Evidence of GET style therapy harm in me/cfs

[nafione]

I suspect there a good threads discussing this topic but can’t figure out the right keywords to find what I’m looking for (maybe I’ve done too much today and need to go to bed)

I’m exploring whether misdiagnosis or delayed diagnosis of ME/CFS could support a viable legal claim (e.g., negligence). It appears the core elements of a cause of action could be met—duty, breach, causation, and damages.

I’m especially interested in evidence showing that pushing past limits causes harm. Someone mentioned to me that the pace data might do so after it was rebutted/reviewed?

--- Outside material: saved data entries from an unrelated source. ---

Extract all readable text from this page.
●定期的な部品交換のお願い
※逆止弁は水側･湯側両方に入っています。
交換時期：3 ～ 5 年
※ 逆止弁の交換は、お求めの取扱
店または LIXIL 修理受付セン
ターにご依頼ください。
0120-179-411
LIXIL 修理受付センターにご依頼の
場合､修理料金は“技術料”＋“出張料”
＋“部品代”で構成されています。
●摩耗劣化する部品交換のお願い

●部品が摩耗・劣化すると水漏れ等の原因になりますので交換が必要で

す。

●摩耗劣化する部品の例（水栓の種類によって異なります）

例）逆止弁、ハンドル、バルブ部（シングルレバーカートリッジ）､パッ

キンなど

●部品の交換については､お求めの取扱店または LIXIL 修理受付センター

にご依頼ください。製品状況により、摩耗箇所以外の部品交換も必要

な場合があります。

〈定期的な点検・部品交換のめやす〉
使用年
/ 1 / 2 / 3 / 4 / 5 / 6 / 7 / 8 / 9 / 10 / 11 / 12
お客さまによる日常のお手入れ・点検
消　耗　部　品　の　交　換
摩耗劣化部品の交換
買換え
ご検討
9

I’ve been brainstorming about advocacy for a while, but I’ve also learned that there is nothing like a lawyer and court of law for enacting change. The moment it is more expensive to dismiss us, we will get a lot more attention.

 

[Jonathan Edwards]

We have discussed this at length in the past. I do not see any possibility of there being evidence that could be used legally. Proving harm would require a formal study of harms in a controlled trial and we simply do not have that.

 

[Trish]

We gathered some of the harms evidence as part of our campaign to get Cochrane to withdraw their review that recommends GET. (unsuccessfully - they refused to see sense)

https://www.s4me.info/threads/s4me-...cfs-exercise-therapy-review.34973/post-521800

 

[wallfish]

We gathered some of the harms evidence as part of our campaign to get Cochrane to withdraw their review that recommends GET. (unsuccessfully - they refused to see sense)

Wow. Thank you Trish and others, for your effort in that awful process. Hurts to read.